On 20 February Vivas tweeted “In order to neutralise criminal hordes on motorbikes, one must place nylon string or galvanised wire across the street, at a height of 1.2 metres”.

He also tweeted, “to render armoured vehicles of the dictatorship useless, Molotov cocktails should be thrown under the motor, to burn belts and hoses, they become inoperative”.

Other tweeters responded to his tweet about decapitating motorbike riders with further advice for the violent blockades, including suggesting that “a lot of oil be used in the streets, it is good for two things, they fall off, and it can set [things] alight. The collectives are the ones in the vehicles”.

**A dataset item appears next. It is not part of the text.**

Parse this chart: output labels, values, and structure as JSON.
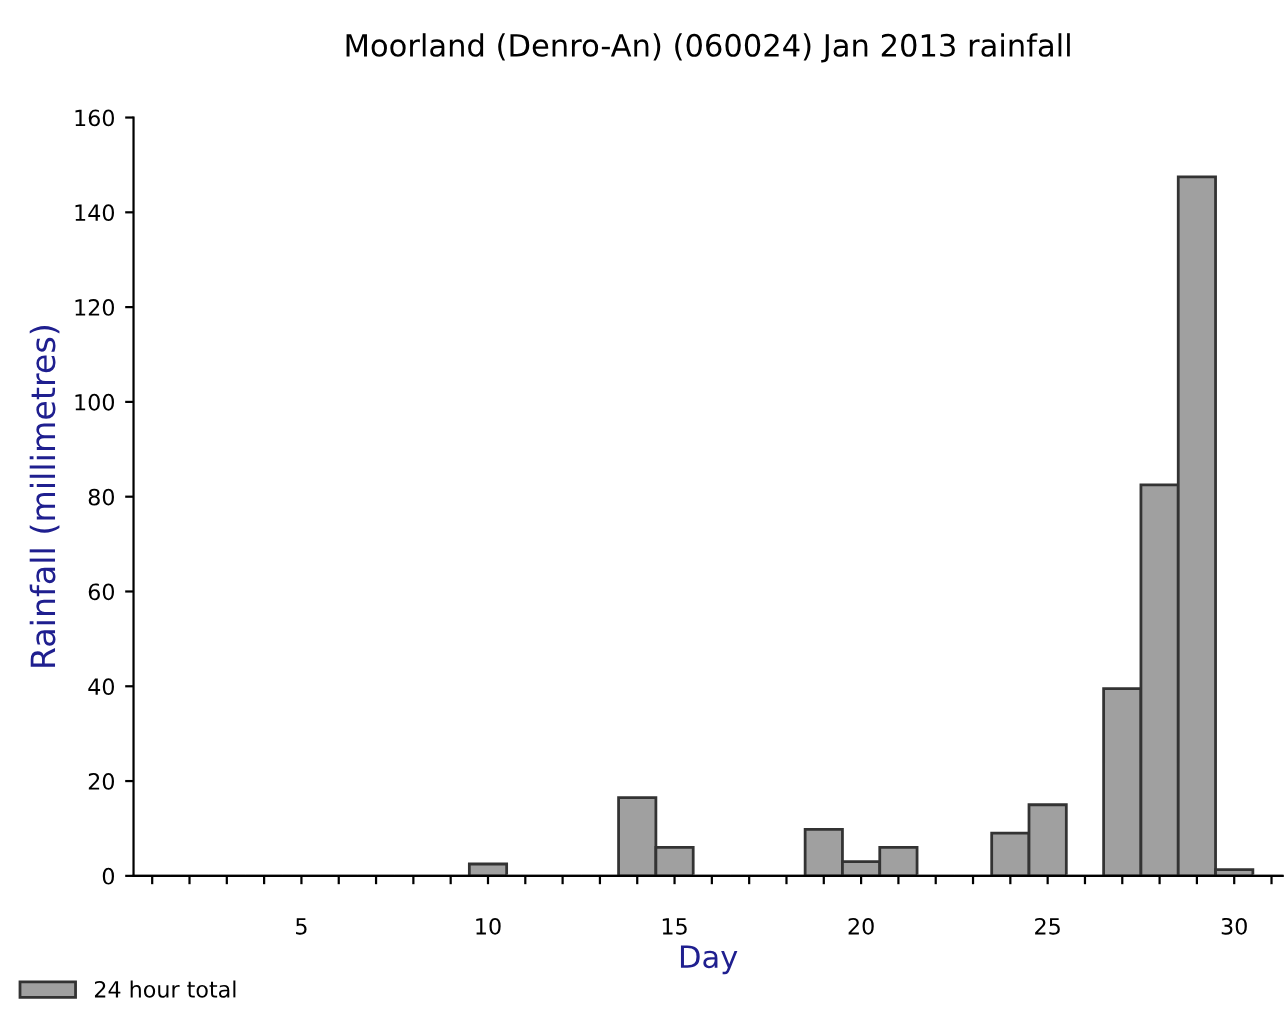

Last night a man died in Caracas when his throat was cut by wire that blockaders had erected. Santiago Enrique Pedroza was 29 years old. According to Minister Miguel Rodriguez, Pedroza “didn’t see the wire”.

“Murderers who put the wire there with the intention of causing the death of human beings have to be put in prison,” Rodriguez stated. He said Venezuela’s criminal investigation body (CICPC) was investigating the case.

This afternoon at a march of Women for Peace, Maduro said that those who had set up the wire had been “identified and will be arrested”.

He also denounced the alleged burning of 40 new Metro buses, and “various Mercal and Pdval trucks that were transporting food”. He further accused violent groups of setting a Bicentenario market on fire in Bolivar state. Mercal, Pdval and Bicentenario are state subsidised food programs.